Bounds on the electromagnetic dipole moments through the single top production at the CLIC

TL;DR

This paper estimates future bounds on the top quark's electromagnetic dipole moments at the CLIC collider, demonstrating potential improvements over current limits through analysis of specific single top production processes.

Contribution

It provides new projected bounds on top quark dipole moments using future collider scenarios and considers both unpolarized and polarized beams with systematic uncertainties.

Findings

Future collider bounds on dipole moments are of order 10^{-2} to 10^{-1}.

Single top production processes are effective for probing top quark electromagnetic properties.
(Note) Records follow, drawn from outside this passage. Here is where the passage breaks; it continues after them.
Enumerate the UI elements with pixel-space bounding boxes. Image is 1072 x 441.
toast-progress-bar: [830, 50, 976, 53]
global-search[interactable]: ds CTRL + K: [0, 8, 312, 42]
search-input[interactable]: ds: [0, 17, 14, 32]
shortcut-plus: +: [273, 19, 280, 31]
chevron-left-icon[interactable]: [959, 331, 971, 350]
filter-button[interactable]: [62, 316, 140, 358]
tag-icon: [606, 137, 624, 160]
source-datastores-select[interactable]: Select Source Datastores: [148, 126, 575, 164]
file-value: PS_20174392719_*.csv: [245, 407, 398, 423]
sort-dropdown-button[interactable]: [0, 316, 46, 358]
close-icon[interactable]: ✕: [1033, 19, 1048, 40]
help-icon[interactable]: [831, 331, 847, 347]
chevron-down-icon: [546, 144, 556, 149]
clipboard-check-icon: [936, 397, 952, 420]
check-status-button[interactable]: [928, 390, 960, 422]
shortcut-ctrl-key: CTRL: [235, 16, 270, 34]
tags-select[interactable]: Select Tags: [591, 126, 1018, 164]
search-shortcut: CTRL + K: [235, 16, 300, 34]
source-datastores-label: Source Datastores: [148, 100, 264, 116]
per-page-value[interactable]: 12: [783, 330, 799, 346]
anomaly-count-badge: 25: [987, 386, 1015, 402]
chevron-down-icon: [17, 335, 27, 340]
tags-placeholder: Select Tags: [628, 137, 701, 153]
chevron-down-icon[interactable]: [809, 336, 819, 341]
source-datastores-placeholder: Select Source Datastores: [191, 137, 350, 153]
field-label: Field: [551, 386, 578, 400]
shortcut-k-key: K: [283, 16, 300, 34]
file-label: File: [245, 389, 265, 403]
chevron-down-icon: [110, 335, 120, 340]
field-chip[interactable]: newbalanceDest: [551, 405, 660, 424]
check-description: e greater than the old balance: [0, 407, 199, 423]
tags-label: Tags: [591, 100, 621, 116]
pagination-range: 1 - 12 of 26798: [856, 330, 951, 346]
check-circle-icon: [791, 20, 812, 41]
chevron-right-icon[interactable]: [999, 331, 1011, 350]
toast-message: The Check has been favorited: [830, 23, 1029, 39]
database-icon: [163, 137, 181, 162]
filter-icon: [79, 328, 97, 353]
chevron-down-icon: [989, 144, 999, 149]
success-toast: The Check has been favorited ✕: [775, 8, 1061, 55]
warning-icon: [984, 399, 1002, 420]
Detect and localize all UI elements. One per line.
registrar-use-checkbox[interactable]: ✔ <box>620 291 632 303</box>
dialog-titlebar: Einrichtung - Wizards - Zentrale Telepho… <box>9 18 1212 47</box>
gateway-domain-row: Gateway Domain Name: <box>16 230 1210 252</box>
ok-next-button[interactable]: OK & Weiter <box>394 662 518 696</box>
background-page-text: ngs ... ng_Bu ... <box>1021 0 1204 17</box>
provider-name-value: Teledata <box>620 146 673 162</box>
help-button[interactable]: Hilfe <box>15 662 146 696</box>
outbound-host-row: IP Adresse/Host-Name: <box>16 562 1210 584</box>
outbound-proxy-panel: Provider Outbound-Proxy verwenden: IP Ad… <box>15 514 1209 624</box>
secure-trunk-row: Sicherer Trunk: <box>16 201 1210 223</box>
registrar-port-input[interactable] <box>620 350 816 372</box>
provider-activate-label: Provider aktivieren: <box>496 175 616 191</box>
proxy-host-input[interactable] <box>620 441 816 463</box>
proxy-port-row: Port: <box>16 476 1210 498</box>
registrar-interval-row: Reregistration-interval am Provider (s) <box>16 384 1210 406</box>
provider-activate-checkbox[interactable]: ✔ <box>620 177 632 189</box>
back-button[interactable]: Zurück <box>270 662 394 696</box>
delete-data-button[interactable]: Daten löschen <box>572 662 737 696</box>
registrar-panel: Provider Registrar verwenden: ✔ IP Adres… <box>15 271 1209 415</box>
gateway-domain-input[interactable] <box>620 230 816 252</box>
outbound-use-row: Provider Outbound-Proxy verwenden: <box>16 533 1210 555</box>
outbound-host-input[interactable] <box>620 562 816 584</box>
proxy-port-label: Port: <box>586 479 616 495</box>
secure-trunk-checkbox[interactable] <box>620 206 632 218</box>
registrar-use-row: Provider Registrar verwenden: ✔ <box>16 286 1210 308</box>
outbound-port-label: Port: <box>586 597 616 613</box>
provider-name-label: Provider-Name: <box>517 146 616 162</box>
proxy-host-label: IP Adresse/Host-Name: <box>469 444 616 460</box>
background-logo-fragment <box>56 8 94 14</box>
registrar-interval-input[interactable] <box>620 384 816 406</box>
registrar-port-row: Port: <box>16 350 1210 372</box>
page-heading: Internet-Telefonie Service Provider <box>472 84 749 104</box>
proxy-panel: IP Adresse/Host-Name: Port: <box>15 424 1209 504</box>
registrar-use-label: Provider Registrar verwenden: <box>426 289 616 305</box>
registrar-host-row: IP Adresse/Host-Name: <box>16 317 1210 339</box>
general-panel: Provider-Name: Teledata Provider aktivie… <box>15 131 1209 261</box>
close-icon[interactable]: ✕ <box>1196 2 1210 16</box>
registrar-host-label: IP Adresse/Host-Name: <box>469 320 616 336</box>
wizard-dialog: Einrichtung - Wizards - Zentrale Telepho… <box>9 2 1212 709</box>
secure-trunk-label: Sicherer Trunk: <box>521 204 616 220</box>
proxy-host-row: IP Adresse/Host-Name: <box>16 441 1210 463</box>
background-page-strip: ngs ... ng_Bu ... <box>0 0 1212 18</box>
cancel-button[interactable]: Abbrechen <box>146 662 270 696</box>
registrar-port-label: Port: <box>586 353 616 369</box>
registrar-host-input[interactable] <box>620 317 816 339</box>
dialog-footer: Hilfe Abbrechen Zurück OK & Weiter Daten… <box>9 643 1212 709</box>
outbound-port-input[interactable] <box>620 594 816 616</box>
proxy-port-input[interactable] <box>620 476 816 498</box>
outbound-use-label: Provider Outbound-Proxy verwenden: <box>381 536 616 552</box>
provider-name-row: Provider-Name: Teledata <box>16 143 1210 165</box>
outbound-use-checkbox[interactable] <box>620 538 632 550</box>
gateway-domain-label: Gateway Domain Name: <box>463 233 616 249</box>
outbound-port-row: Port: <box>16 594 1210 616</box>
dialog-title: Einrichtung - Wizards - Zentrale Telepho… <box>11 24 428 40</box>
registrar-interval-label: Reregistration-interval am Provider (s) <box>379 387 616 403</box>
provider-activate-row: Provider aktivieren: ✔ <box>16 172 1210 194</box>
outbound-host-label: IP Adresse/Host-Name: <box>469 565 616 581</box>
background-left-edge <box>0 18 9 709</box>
Results are highly competitive with recent experimental constraints.

Abstract

We obtain bounds on the anomalous magnetic and electric dipole moments of the $t$-quark from a future high-energy and high-luminosity linear electron positron collider, such as the CLIC, with unpolarized and polarized electron beams which are a powerful tool to determine new physics. We consider the processes $\gamma e^- \to \bar t b\nu_e$ ($\gamma$ is the Compton backscattering photon) and $e^+e^- \to e^-\gamma^* e^+ \to \bar t b\nu_e e^+$ ($\gamma^*$ is the Weizsacker-Williams photon) which are one of the most important sources of single top quark production. For the systematic uncertainties of $\delta_{sys}=0\%,\hspace{1mm}5\%$, $b-\mbox{tagging efficiency}=0.8$, center-of-mass energy of $\sqrt{s}=3\hspace{0.8mm}TeV$, integrated luminosity of ${\cal L}=2\hspace{0.5mm}ab^{-1}$ and $2\sigma\hspace{1mm}(3\sigma)$ C.L. the future $e^+e^-$ collider may put bounds on the electromagnetic dipole moments $\hat a_V$ and $\hat a_A$ of the top quark of the order of ${\cal O}(10^{-2}-10^{-1})$, which are highly competitive with those recently reported in previous studies.